In Drosophila ontwikkeling, de eliminatie van overbodige cellen door apoptose optreedt in drie main fasen, eerst in het midden tot eind embryo, dan in het midden van de pop, en opnieuw in de vroege volwassenheid. Tijdens de embryogenese apoptotische deeltjes worden verwijderd door 'professionele' fagocyten, macrofagen, en door de 'niet-professionele' ectoderm en glia 8,9.

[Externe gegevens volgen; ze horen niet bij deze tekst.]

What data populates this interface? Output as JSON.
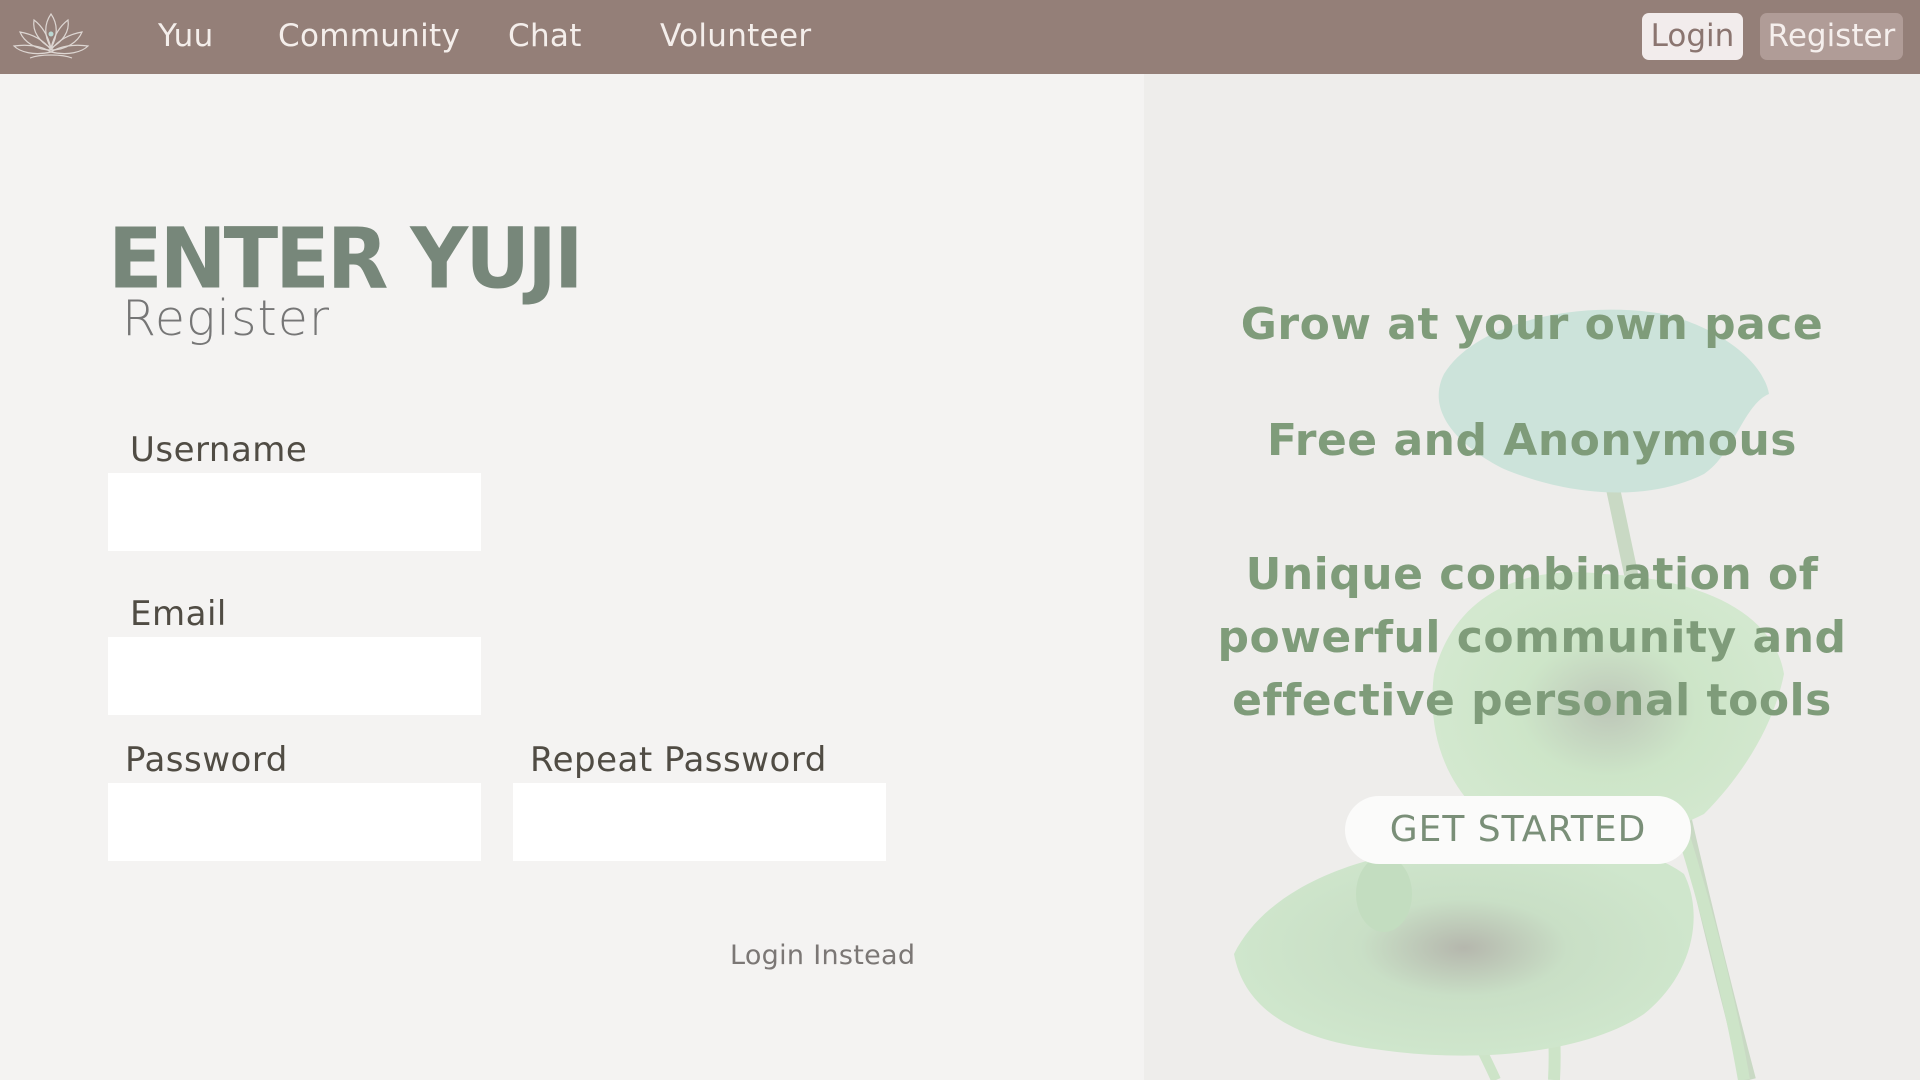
{
  "nav": {
    "links": [
      "Yuu",
      "Community",
      "Chat",
      "Volunteer"
    ],
    "login_label": "Login",
    "register_label": "Register"
  },
  "form": {
    "brand": "ENTER YUJI",
    "subtitle": "Register",
    "username_label": "Username",
    "username_value": "",
    "email_label": "Email",
    "email_value": "",
    "password_label": "Password",
    "password_value": "",
    "repeat_password_label": "Repeat Password",
    "repeat_password_value": "",
    "login_instead": "Login Instead"
  },
  "promo": {
    "line1": "Grow at your own pace",
    "line2": "Free and Anonymous",
    "line3": "Unique combination of powerful community and effective personal tools",
    "cta": "GET STARTED"
  },
  "colors": {
    "navbar": "#947f78",
    "brand_green": "#77877a",
    "promo_green": "#7f9c7a",
    "left_bg": "#f4f3f2",
    "right_bg": "#eeedeb"
  },
  "icons": {
    "logo": "lotus-logo-icon",
    "background_art": "lotus-leaf-illustration"
  }
}
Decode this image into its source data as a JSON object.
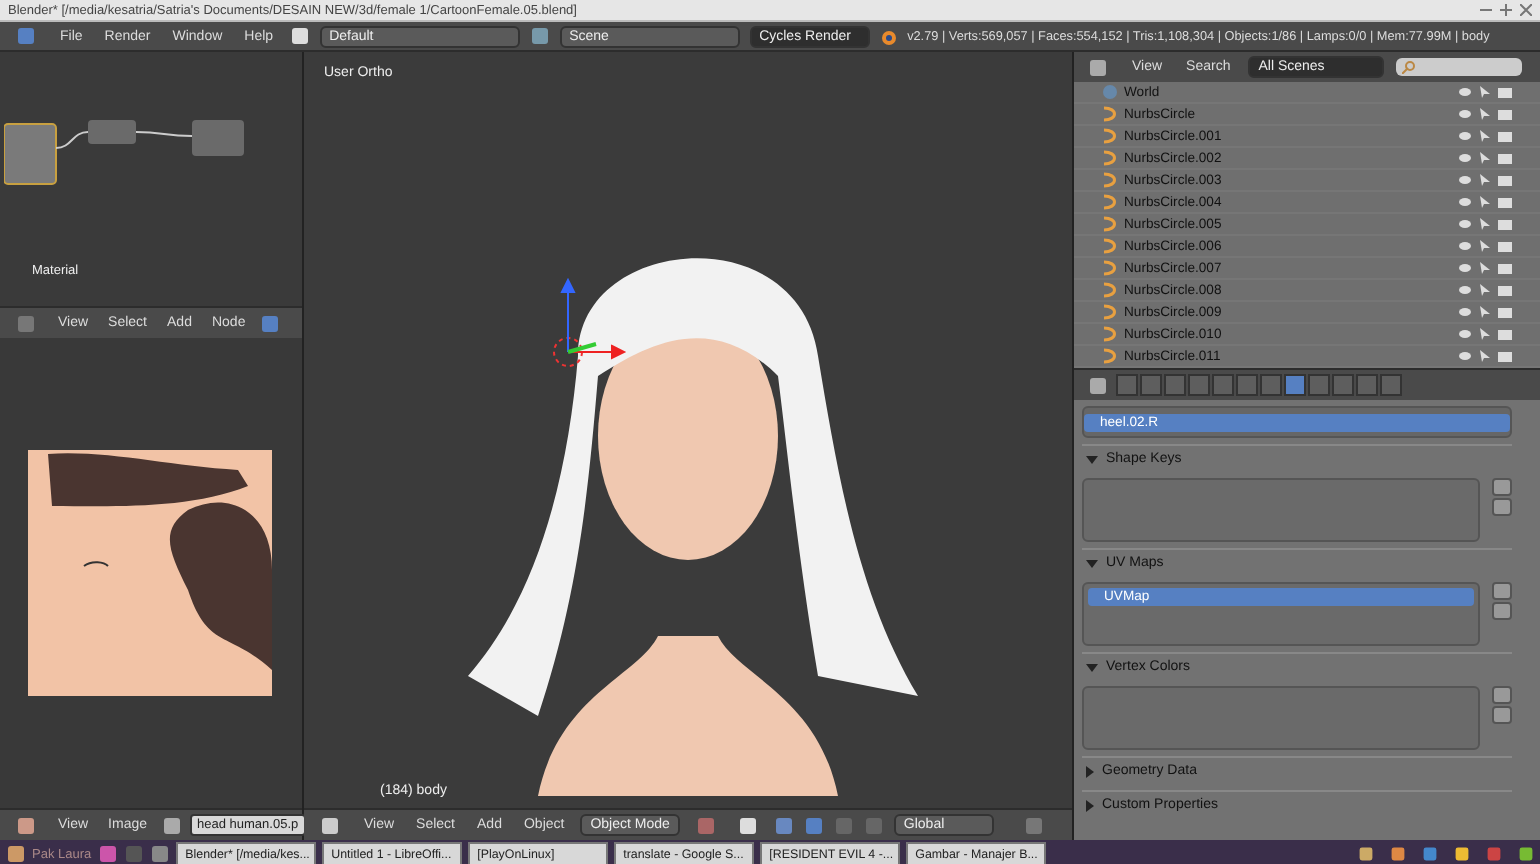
{
  "window": {
    "title": "Blender* [/media/kesatria/Satria's Documents/DESAIN NEW/3d/female 1/CartoonFemale.05.blend]"
  },
  "info_header": {
    "menus": [
      "File",
      "Render",
      "Window",
      "Help"
    ],
    "layout": "Default",
    "scene": "Scene",
    "engine": "Cycles Render",
    "stats": "v2.79 | Verts:569,057 | Faces:554,152 | Tris:1,108,304 | Objects:1/86 | Lamps:0/0 | Mem:77.99M | body"
  },
  "node_editor": {
    "label": "Material",
    "menus": [
      "View",
      "Select",
      "Add",
      "Node"
    ]
  },
  "image_editor": {
    "menus": [
      "View",
      "Image"
    ],
    "image_name": "head human.05.p"
  },
  "viewport": {
    "view_label": "User Ortho",
    "object_label": "(184) body",
    "menus": [
      "View",
      "Select",
      "Add",
      "Object"
    ],
    "mode": "Object Mode",
    "orientation": "Global"
  },
  "outliner": {
    "menus": [
      "View",
      "Search"
    ],
    "filter": "All Scenes",
    "items": [
      {
        "name": "World",
        "kind": "world"
      },
      {
        "name": "NurbsCircle",
        "kind": "curve"
      },
      {
        "name": "NurbsCircle.001",
        "kind": "curve"
      },
      {
        "name": "NurbsCircle.002",
        "kind": "curve"
      },
      {
        "name": "NurbsCircle.003",
        "kind": "curve"
      },
      {
        "name": "NurbsCircle.004",
        "kind": "curve"
      },
      {
        "name": "NurbsCircle.005",
        "kind": "curve"
      },
      {
        "name": "NurbsCircle.006",
        "kind": "curve"
      },
      {
        "name": "NurbsCircle.007",
        "kind": "curve"
      },
      {
        "name": "NurbsCircle.008",
        "kind": "curve"
      },
      {
        "name": "NurbsCircle.009",
        "kind": "curve"
      },
      {
        "name": "NurbsCircle.010",
        "kind": "curve"
      },
      {
        "name": "NurbsCircle.011",
        "kind": "curve"
      }
    ]
  },
  "properties": {
    "tabs": [
      {
        "selected": false
      },
      {
        "selected": false
      },
      {
        "selected": false
      },
      {
        "selected": false
      },
      {
        "selected": false
      },
      {
        "selected": false
      },
      {
        "selected": false
      },
      {
        "selected": true
      },
      {
        "selected": false
      },
      {
        "selected": false
      },
      {
        "selected": false
      },
      {
        "selected": false
      }
    ],
    "vertex_group": "heel.02.R",
    "panels": [
      {
        "title": "Shape Keys",
        "expanded": true
      },
      {
        "title": "UV Maps",
        "expanded": true,
        "items": [
          "UVMap"
        ]
      },
      {
        "title": "Vertex Colors",
        "expanded": true
      },
      {
        "title": "Geometry Data",
        "expanded": false
      },
      {
        "title": "Custom Properties",
        "expanded": false
      }
    ]
  },
  "taskbar": {
    "user": "Pak Laura",
    "tasks": [
      "Blender* [/media/kes...",
      "Untitled 1 - LibreOffi...",
      "[PlayOnLinux]",
      "translate - Google S...",
      "[RESIDENT EVIL 4 -...",
      "Gambar - Manajer B..."
    ]
  }
}
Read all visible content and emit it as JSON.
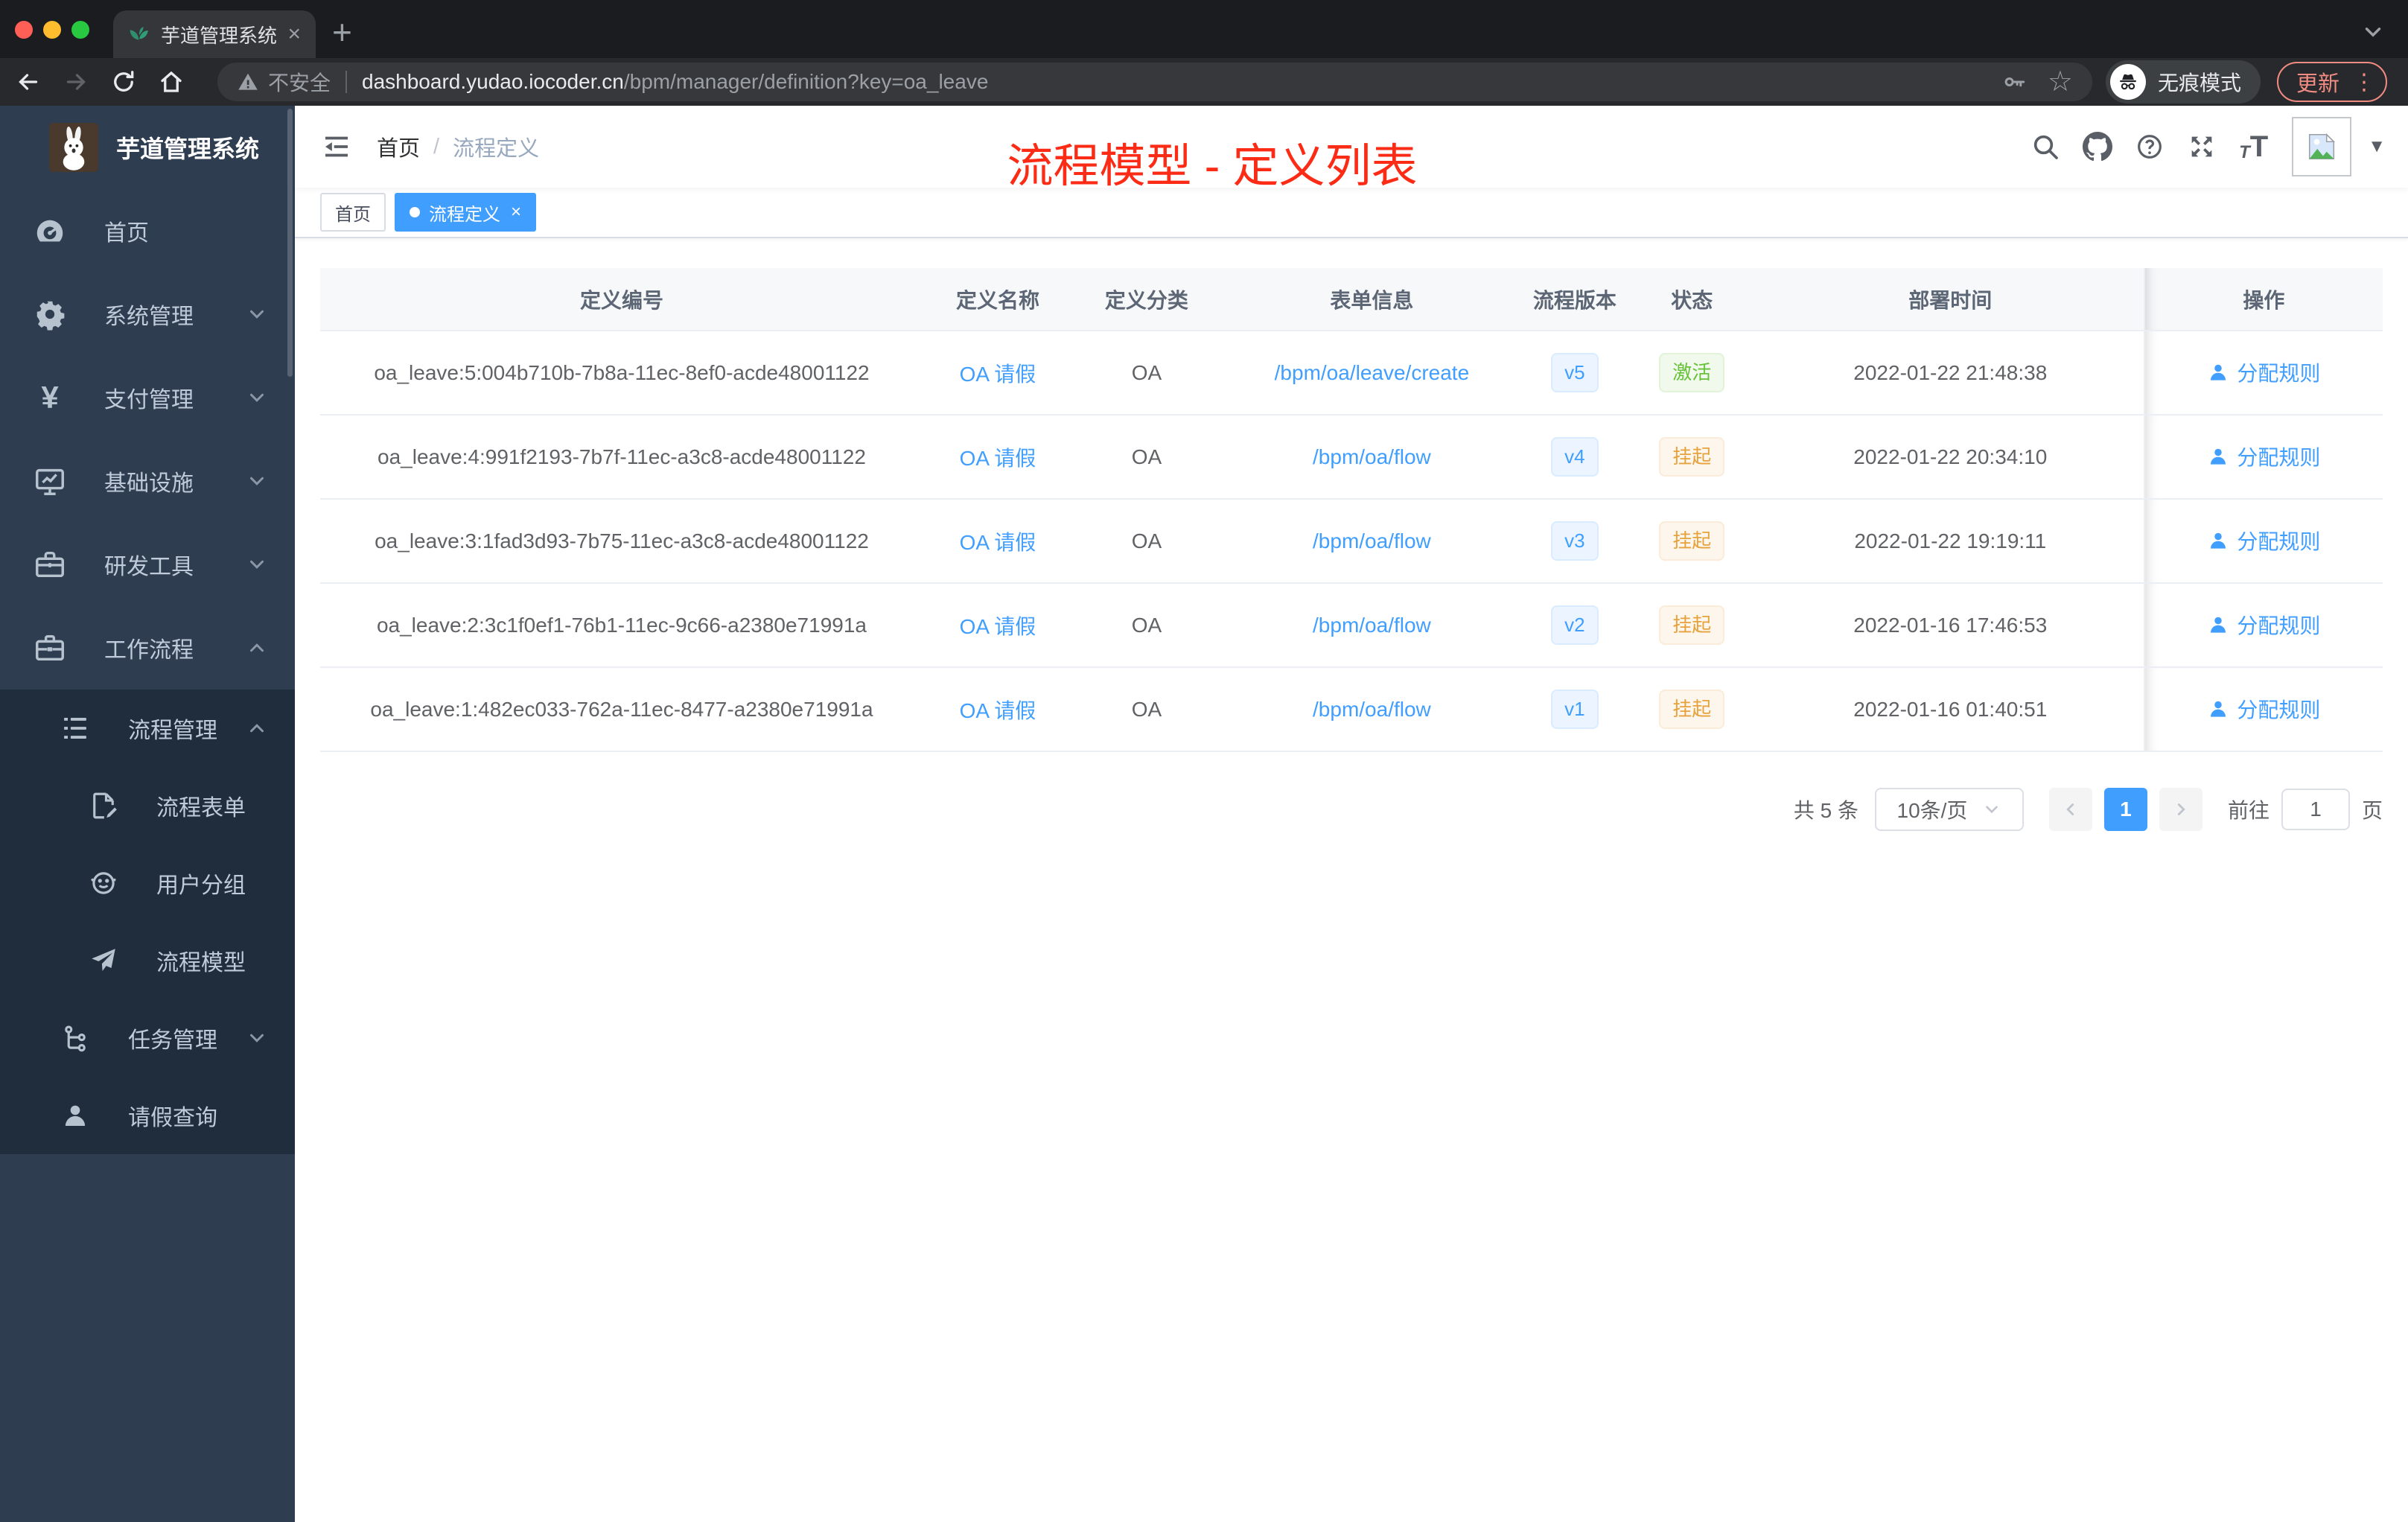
{
  "browser": {
    "tab_title": "芋道管理系统",
    "address": {
      "security_label": "不安全",
      "host": "dashboard.yudao.iocoder.cn",
      "path": "/bpm/manager/definition?key=oa_leave"
    },
    "incognito_label": "无痕模式",
    "update_label": "更新"
  },
  "glyphs": {
    "close": "×",
    "plus": "+",
    "star": "☆",
    "dots": "⋮",
    "yen": "¥",
    "caret_down": "▼"
  },
  "sidebar": {
    "app_title": "芋道管理系统",
    "items": [
      {
        "label": "首页"
      },
      {
        "label": "系统管理"
      },
      {
        "label": "支付管理"
      },
      {
        "label": "基础设施"
      },
      {
        "label": "研发工具"
      },
      {
        "label": "工作流程"
      },
      {
        "label": "流程管理"
      },
      {
        "label": "流程表单"
      },
      {
        "label": "用户分组"
      },
      {
        "label": "流程模型"
      },
      {
        "label": "任务管理"
      },
      {
        "label": "请假查询"
      }
    ]
  },
  "header": {
    "breadcrumb": {
      "home": "首页",
      "separator": "/",
      "current": "流程定义"
    },
    "annotation": "流程模型 - 定义列表"
  },
  "tags": {
    "home": "首页",
    "active": "流程定义"
  },
  "table": {
    "columns": [
      "定义编号",
      "定义名称",
      "定义分类",
      "表单信息",
      "流程版本",
      "状态",
      "部署时间",
      "操作"
    ],
    "rows": [
      {
        "id": "oa_leave:5:004b710b-7b8a-11ec-8ef0-acde48001122",
        "name": "OA 请假",
        "category": "OA",
        "form": "/bpm/oa/leave/create",
        "version": "v5",
        "status": "激活",
        "status_type": "success",
        "deploy_time": "2022-01-22 21:48:38",
        "action": "分配规则"
      },
      {
        "id": "oa_leave:4:991f2193-7b7f-11ec-a3c8-acde48001122",
        "name": "OA 请假",
        "category": "OA",
        "form": "/bpm/oa/flow",
        "version": "v4",
        "status": "挂起",
        "status_type": "warning",
        "deploy_time": "2022-01-22 20:34:10",
        "action": "分配规则"
      },
      {
        "id": "oa_leave:3:1fad3d93-7b75-11ec-a3c8-acde48001122",
        "name": "OA 请假",
        "category": "OA",
        "form": "/bpm/oa/flow",
        "version": "v3",
        "status": "挂起",
        "status_type": "warning",
        "deploy_time": "2022-01-22 19:19:11",
        "action": "分配规则"
      },
      {
        "id": "oa_leave:2:3c1f0ef1-76b1-11ec-9c66-a2380e71991a",
        "name": "OA 请假",
        "category": "OA",
        "form": "/bpm/oa/flow",
        "version": "v2",
        "status": "挂起",
        "status_type": "warning",
        "deploy_time": "2022-01-16 17:46:53",
        "action": "分配规则"
      },
      {
        "id": "oa_leave:1:482ec033-762a-11ec-8477-a2380e71991a",
        "name": "OA 请假",
        "category": "OA",
        "form": "/bpm/oa/flow",
        "version": "v1",
        "status": "挂起",
        "status_type": "warning",
        "deploy_time": "2022-01-16 01:40:51",
        "action": "分配规则"
      }
    ]
  },
  "pagination": {
    "total_label": "共 5 条",
    "page_size": "10条/页",
    "current_page": "1",
    "goto_label": "前往",
    "goto_value": "1",
    "page_unit": "页"
  },
  "colors": {
    "accent": "#409eff",
    "success": "#67c23a",
    "warning": "#e6a23c",
    "annotation_red": "#fb2b15",
    "sidebar_bg": "#2f3d50",
    "submenu_bg": "#1f2d3d",
    "update_red": "#f28b82"
  }
}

In ons voorgaande werk hebben we een fagocytische receptor, Six-micron-kader (SIMU), die uitsluitend wordt uitgedrukt in fagocytische cellen gedurende embryogenese geïdentificeerd. Met behulp van de simulatie promotor we gegenereerd een specifieke marker voor fagocyterende celpopulaties (simulatie-cytGFP), die ons in staat stelt gelijktijdig te volgen macrofagen, ectoderm en glia in een live ontwikkelende embryo 8. Bovendien, door specifieke merkers voor apoptotische cellen in verschillende stadia van apoptose, kunnen wij de dynamiek van gladde spiercellen in vivo klaring te volgen.
Protocol
Representative Results
Discussion
Apoptotische cel klaring is een kritieke laatste fase van apoptose, die zeer dynamisch. Daarom real time studie van het proces van het grootste belang. Hier een protocol dat het toezicht van apoptotische cel klaring maakt in levende ontwikkelen Drosophila embryo's beschrijven we. In deze procedure moet twee populaties van cellen gekleurd met specifieke merkers: apoptotische cellen en fagocyten. Het simuleren cytGFP reporter is geschikt voor het bewaken fagocytische macrofagen, glia en ectoderm geli…
Disclosures
The authors have nothing to disclose.
Acknowledgements
Dit werk werd ondersteund door een Marie Curie Reïntegratie Grant (IRG249084). Wij danken alle leden van de Kurant laboratorium.
Materials
| Reagent | |||
| Annexin V | Molecular Probes | A35108 | |
| PhiPhiLux G2D2 | OncoImmunin | A304R2G-5 | |
| LysoTracker | Molecular Probes | L-7528 | |
| Halocarbon oil 700 | Sigma | H8898 | |
| Material | |||
| Capillary tubing | FHC | 30-30-0 | |
| Cell Strainer | SPL | 93100 | |
| Paintbrush |
References
- Kinchen, J. M. A model to die for: signaling to apoptotic cell removal in worm, fly and mouse. Apoptosis. 15, 998-1006 (2010).
- Kinchen, J. M., Ravichandran, K. S. Phagosome maturation: going through the acid test. Nat. Rev. Mol. Cell Biol. 9, 781-795 (2008).
- Kinchen, J. M., Ravichandran, K. S. Phagocytic signaling: you can touch, but you can’t eat. Curr. Biol. 18, 521-524 (2008).
- Stuart, L. M., Ezekowitz, R. A. Phagocytosis: elegant complexity. Immunity. 22, 539-550 (2005).
- Lauber, K., Blumenthal, S. G., Waibel, M., Wesselborg, S. Clearance of apoptotic cells: getting rid of the corpses. Mol. Cell. 14, 277-287 (2004).
- Henson, P. M., Hume, D. A. Apoptotic cell removal in development and tissue homeostasis. Trends Immunol. 27, 244-250 (2006).
- Kurant, E. Keeping the CNS clear: glial phagocytic functions in Drosophila. Glia. 59, 1304-1311 (2011).
- Kurant, E., Axelrod, S., Leaman, D., Gaul, U. Six-microns-under acts upstream of Draper in the glial phagocytosis of apoptotic neurons. Cell. 133, 498-509 (2008).
- Mergliano, J., Minden, J. S. Caspase-independent cell engulfment mirrors cell death pattern in Drosophila embryos. Development. 130, 5779-5789 (2003).
- van den Eijnde, S. M., et al. Cell surface exposure of phosphatidylserine during apoptosis is phylogenetically conserved. Apoptosis. 3, 9-16 (1998).